Only a few examples are shown here. Every method has an example (and plotting code) in the test folder!

Nonlinear

using SignalDecomposition, PredefinedDynamicalSystems, Random, Statistics
decompose = SignalDecomposition.decompose

he = Systems.henon()
tr, tvec = trajectory(he, 10000; Ttr = 100)
Random.seed!(151521)
z = tr[:, 1]
s = z .+ randn(10001)*0.1*std(z)
m = 5
k = 30
Q = [2, 2, 2, 3, 3, 3, 3]
x, r = decompose(s, ManifoldProjection(m, Q, k))
summary(x)

"10001-element Vector{Float64}"

This method is nicely highlighted once going into the state space and looking at the attractor:

using CairoMakie
fig, ax = scatter(s[1:end-1], s[2:end]; markersize = 4, label = "input")
scatter!(ax, z[1:end-1], z[2:end], markersize = 4, label = "real", color = :black)
scatter!(ax, x[1:end-1], x[2:end], markersize = 3, label = "output", alpha = 0.5, color = :red)
axislegend(ax)
fig

TimeAnomaly and Sinusoidal

using SignalDecomposition, Dates, Random, CairoMakie

Random.seed!(41516)
y = Date(2001):Day(1):Date(2025)
dy = dayofyear.(y)
cy =  @. 4 + 7.2cos(2π*dy/365.26) + 5.6cos(4π*dy/365.26 + 3π/5)
r0 = randn(length(dy))/2
sy = cy .+ r0

x, r = decompose(y, sy, TimeAnomaly())

t = collect(1:length(y)) ./ 365.26 # true time in years

x2, r2 = decompose(t, sy, Sinusoidal([1.0, 2.0]))

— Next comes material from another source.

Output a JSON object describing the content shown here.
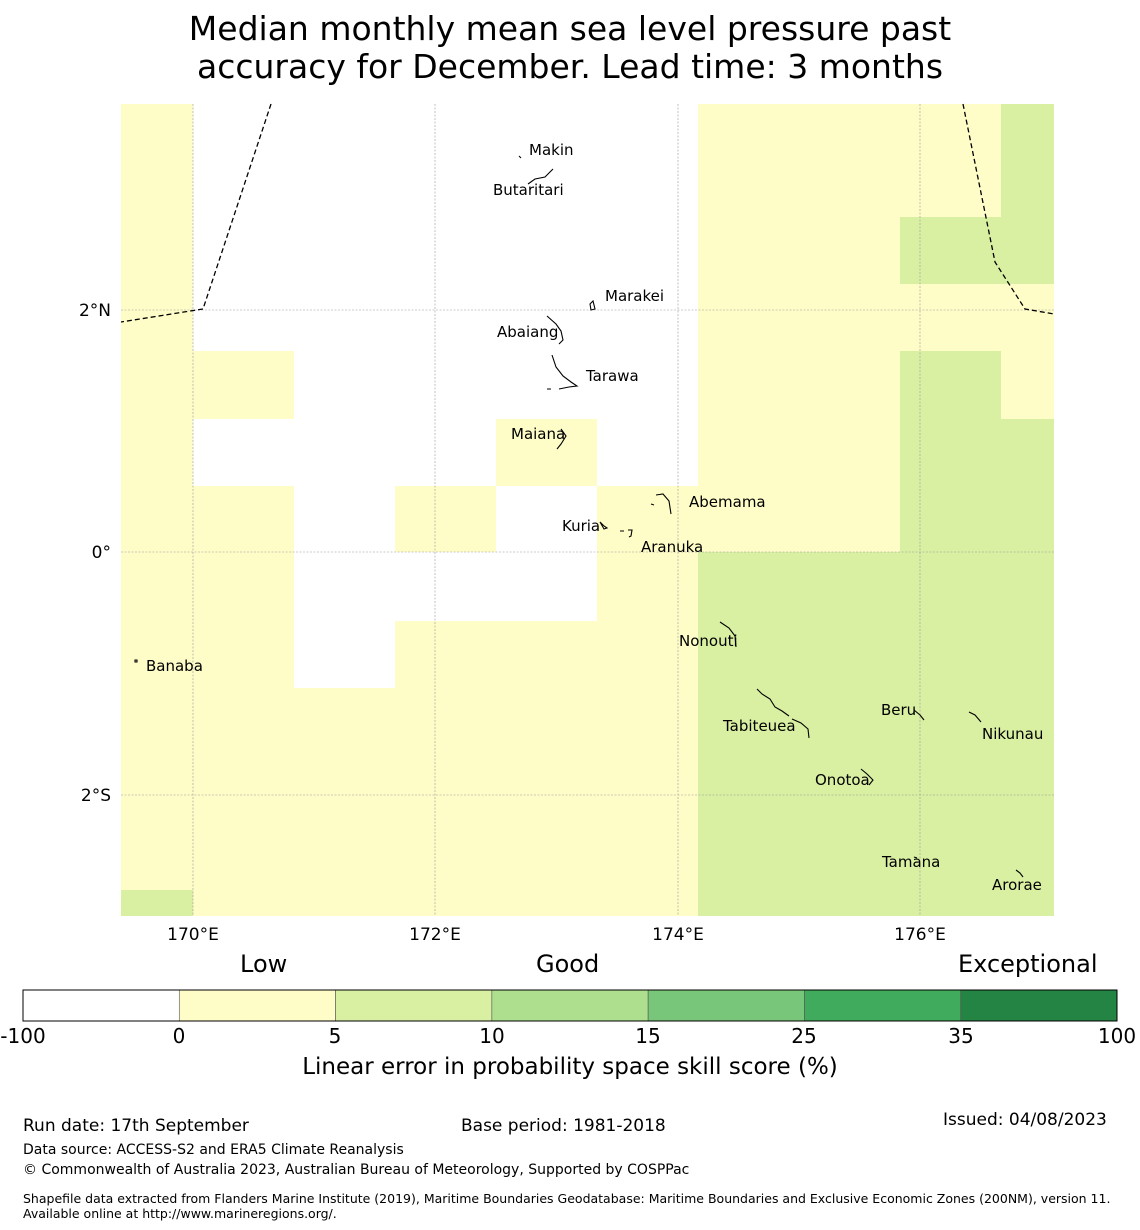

fig, ax = lines(t, sy, label = "input")
lines!(ax, t, cy; label = "true periodic", color = :black, linestyle = :dash)
lines!(ax, t, x; label = "TimeAnomaly", alpha = 1.0, color = :red)
lines!(ax, t, x2; label = "Sinusoidal", alpha = 0.5, color = (0.1, 0.8, 0.2))
ax.xlabel = "years"
axislegend(ax)
xlims!(ax, 0, 1) # zoom in
fig

Although not immediately obvious from the figure, Sinusoidal performs better:

rmse(cy, x), rmse(cy, x2)

(0.11986036248063099, 0.049787475009113534)

Furthermore, by construction, the x component of Sinusoidal will always be a smooth function (sum of cosines). TimeAnomaly will typically retain some noise.

Product

using SignalDecomposition, PredefinedDynamicalSystems, CairoMakie
using Statistics: std

ds = Systems.lorenz()
tr, _ = trajectory(ds, 20; Δt = 0.002, Ttr = 100)
lorenzx_slow = tr[:, 1]/std(tr[:, 1])

ds = Systems.roessler()
tr, _ = trajectory(ds, 500.0, Δt = 0.05, Ttr = 10)
roesslerz = tr[:, 3]/std(tr[:, 3])
roesslerz[roesslerz .≤ 0.1] .= 0

s = lorenzx_slow .* roesslerz
m = ProductInversion(roesslerz, 0.1:0.1:10)
x, r = decompose(s, m)

fig, ax = lines(s, label = "input s")
lines!(ax, x .* r, label = "decomposed", linestyle = :dash)
axislegend(ax)
ax, = lines(fig[2,1], lorenzx_slow, label = "original r")
lines!(ax, x, label = "decomposed r")
axislegend(ax)
fig